Drug resistance remains a leading cause of chemotherapeutic treatment failure and cancer-related mortality. While some mechanisms of anticancer drug resistance have been well characterized, multiple mechanisms remain elusive. In this respect, passive ion trapping-based lysosomal sequestration of multiple hydrophobic weak-base chemotherapeutic agents was found to reduce the accessibility of these drugs to their target sites, resulting in a markedly reduced cytotoxic effect and drug resistance. Recently we have demonstrated that lysosomal sequestration of hydrophobic weak base drugs triggers TFEB-mediated lysosomal biogenesis resulting in an enlarged lysosomal compartment, capable of enhanced drug sequestration. This study further showed that cancer cells with an increased number of drug-accumulating lysosomes are more resistant to lysosome-sequestered drugs, suggesting a model of drug-induced lysosome-mediated chemoresistance. In addition to passive drug sequestration of hydrophobic weak base chemotherapeutics, other mechanisms of lysosome-mediated drug resistance have also been reported; these include active lysosomal drug sequestration mediated by ATP-driven transporters from the ABC superfamily, and a role for lysosomal copper transporters in cancer resistance to platinum-based chemotherapeutics. Furthermore, lysosomal exocytosis was suggested as a mechanism to facilitate the clearance of chemotherapeutics which highly accumulated in lysosomes, thus providing an additional line of resistance, supplementing the organelle entrapment of chemotherapeutics away from their target sites. Along with these mechanisms of lysosome-mediated drug resistance, several approaches were recently developed for the overcoming of drug resistance or exploiting lysosomal drug sequestration, including lysosomal photodestruction and drug-induced lysosomal membrane permeabilization. In this review we explore the current literature addressing the role of lysosomes in mediating cancer drug resistance as well as novel modalities to overcome this chemoresistance.
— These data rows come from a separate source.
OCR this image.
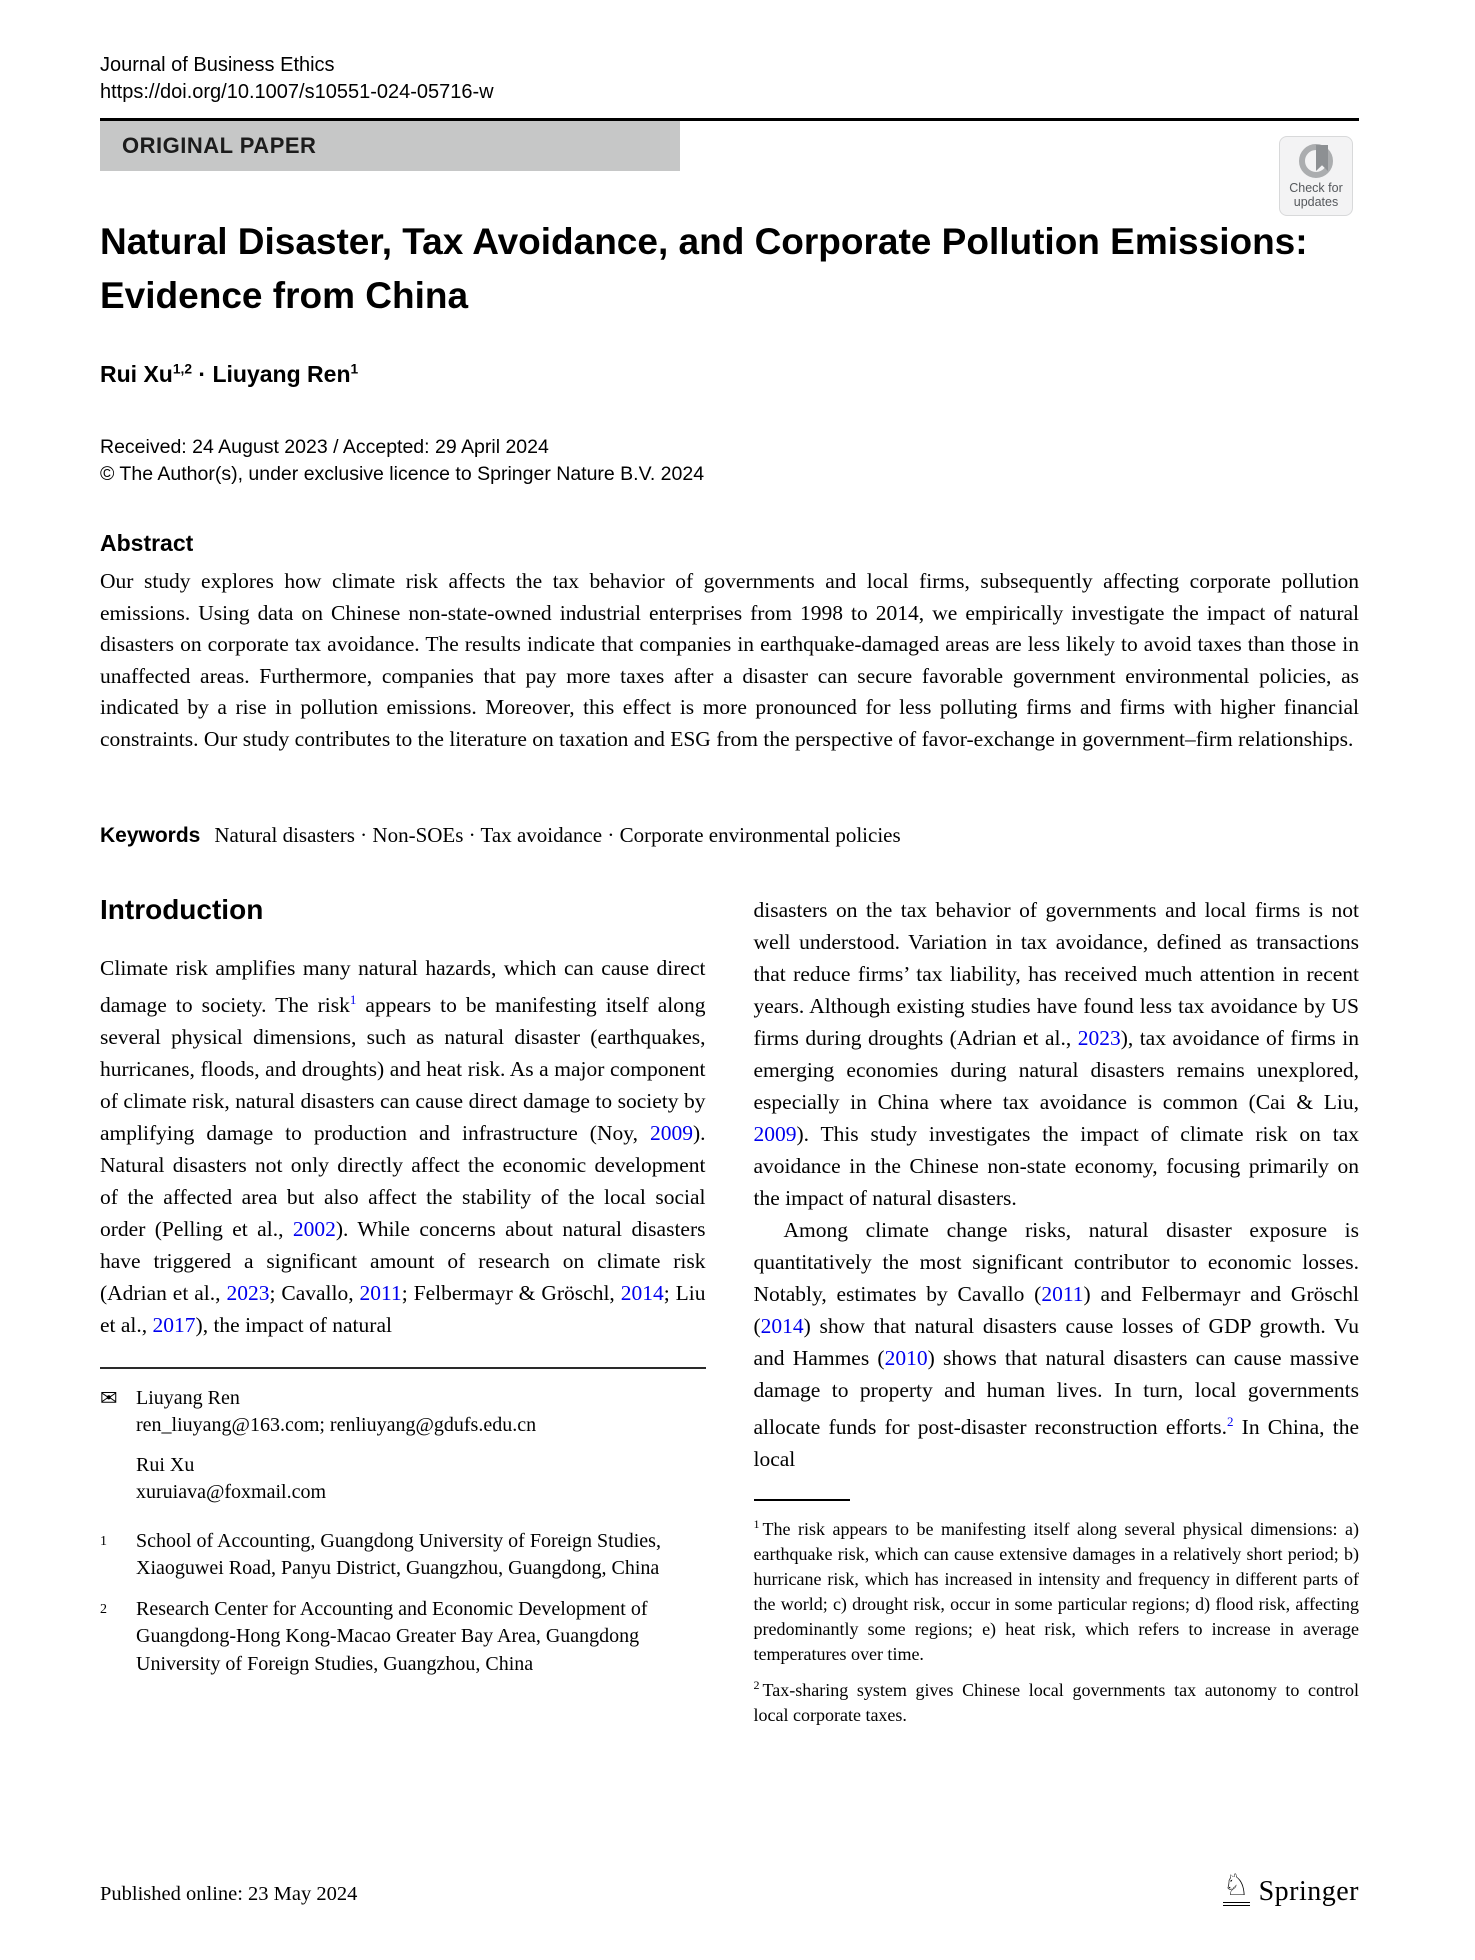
Journal of Business Ethics
https://doi.org/10.1007/s10551-024-05716-w
ORIGINAL PAPER
Check for
updates
Natural Disaster, Tax Avoidance, and Corporate Pollution Emissions:
Evidence from China
Rui Xu$^{1,2}$ · Liuyang Ren$^1$
Received: 24 August 2023 / Accepted: 29 April 2024
© The Author(s), under exclusive licence to Springer Nature B.V. 2024
Abstract

Our study explores how climate risk affects the tax behavior of governments and local firms, subsequently affecting corporate pollution emissions. Using data on Chinese non-state-owned industrial enterprises from 1998 to 2014, we empirically investigate the impact of natural disasters on corporate tax avoidance. The results indicate that companies in earthquake-damaged areas are less likely to avoid taxes than those in unaffected areas. Furthermore, companies that pay more taxes after a disaster can secure favorable government environmental policies, as indicated by a rise in pollution emissions. Moreover, this effect is more pronounced for less polluting firms and firms with higher financial constraints. Our study contributes to the literature on taxation and ESG from the perspective of favor-exchange in government–firm relationships.

Keywords Natural disasters · Non-SOEs · Tax avoidance · Corporate environmental policies
Introduction

Climate risk amplifies many natural hazards, which can cause direct damage to society. The risk$^1$ appears to be manifesting itself along several physical dimensions, such as natural disaster (earthquakes, hurricanes, floods, and droughts) and heat risk. As a major component of climate risk, natural disasters can cause direct damage to society by amplifying damage to production and infrastructure (Noy, 2009). Natural disasters not only directly affect the economic development of the affected area but also affect the stability of the local social order (Pelling et al., 2002). While concerns about natural disasters have triggered a significant amount of research on climate risk (Adrian et al., 2023; Cavallo, 2011; Felbermayr & Gröschl, 2014; Liu et al., 2017), the impact of natural

✉ Liuyang Ren
ren_liuyang@163.com; renliuyang@gdufs.edu.cn
Rui Xu
xuruiava@foxmail.com
$^1$	School of Accounting, Guangdong University of Foreign Studies, Xiaoguwei Road, Panyu District, Guangzhou, Guangdong, China
$^2$	Research Center for Accounting and Economic Development of Guangdong-Hong Kong-Macao Greater Bay Area, Guangdong University of Foreign Studies, Guangzhou, China

disasters on the tax behavior of governments and local firms is not well understood. Variation in tax avoidance, defined as transactions that reduce firms’ tax liability, has received much attention in recent years. Although existing studies have found less tax avoidance by US firms during droughts (Adrian et al., 2023), tax avoidance of firms in emerging economies during natural disasters remains unexplored, especially in China where tax avoidance is common (Cai & Liu, 2009). This study investigates the impact of climate risk on tax avoidance in the Chinese non-state economy, focusing primarily on the impact of natural disasters.

Among climate change risks, natural disaster exposure is quantitatively the most significant contributor to economic losses. Notably, estimates by Cavallo (2011) and Felbermayr and Gröschl (2014) show that natural disasters cause losses of GDP growth. Vu and Hammes (2010) shows that natural disasters can cause massive damage to property and human lives. In turn, local governments allocate funds for post-disaster reconstruction efforts.$^2$ In China, the local

$^1$ The risk appears to be manifesting itself along several physical dimensions: a) earthquake risk, which can cause extensive damages in a relatively short period; b) hurricane risk, which has increased in intensity and frequency in different parts of the world; c) drought risk, occur in some particular regions; d) flood risk, affecting predominantly some regions; e) heat risk, which refers to increase in average temperatures over time.

$^2$ Tax-sharing system gives Chinese local governments tax autonomy to control local corporate taxes.

Published online: 23 May 2024	♘ Springer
耐药性仍然是化学疗法治疗失败和癌症相关死亡率的主要原因。虽然已经很好地表征了一些抗癌药物耐药性的机制，但是仍然不清楚多种机制。在这方面，发现多种疏水性弱碱化学治疗剂的基于被动离子俘获的溶酶体螯合减少了这些药物到达其靶位的可及性，从而导致细胞毒性作用和耐药性显着降低。最近，我们已经证明，疏水性弱碱药物的溶酶体隔离可触发TFEB介导的溶酶体生物发生，从而导致溶酶体区室扩大，从而能够增强药物隔离。这项研究进一步表明，具有增加的药物蓄积溶酶体数量的癌细胞对溶酶体分离药物的耐药性更高，这表明了药物诱导的溶酶体介导的化学抗性模型。除了疏水性弱碱化学疗法的被动药物螯合外，还报道了溶酶体介导的耐药性的其他机制。其中包括由ABC超家族的ATP驱动的转运蛋白介导的活性溶酶体药物螯合，以及溶酶体铜转运蛋白在癌症对铂类化学疗法的耐药性中的作用。此外，有人提出溶酶体胞吐作用是促进清除溶酶体中高度积累的化学治疗药物的机制，从而提供了额外的耐药性，补充远离目标部位的化学药剂的细胞器包裹。随着溶酶体介导的耐药性的这些机制，最近开发了几种方法来克服耐药性或利用溶酶体药物隔离，包括溶酶体光解和药物诱导的溶酶体膜通透性。在这篇综述中，我们探索了有关溶酶体在介导抗癌性中的作用以及克服这种化学耐药性的新方法的最新文献。包括溶酶体的光破坏和药物诱导的溶酶体膜通透性。在这篇综述中，我们探索了有关溶酶体在介导抗癌性中的作用以及克服这种化学耐药性的新方法的最新文献。包括溶酶体的光破坏和药物诱导的溶酶体膜通透性。在这篇综述中，我们探索了有关溶酶体在介导抗癌性中的作用以及克服这种化学耐药性的新方法的最新文献。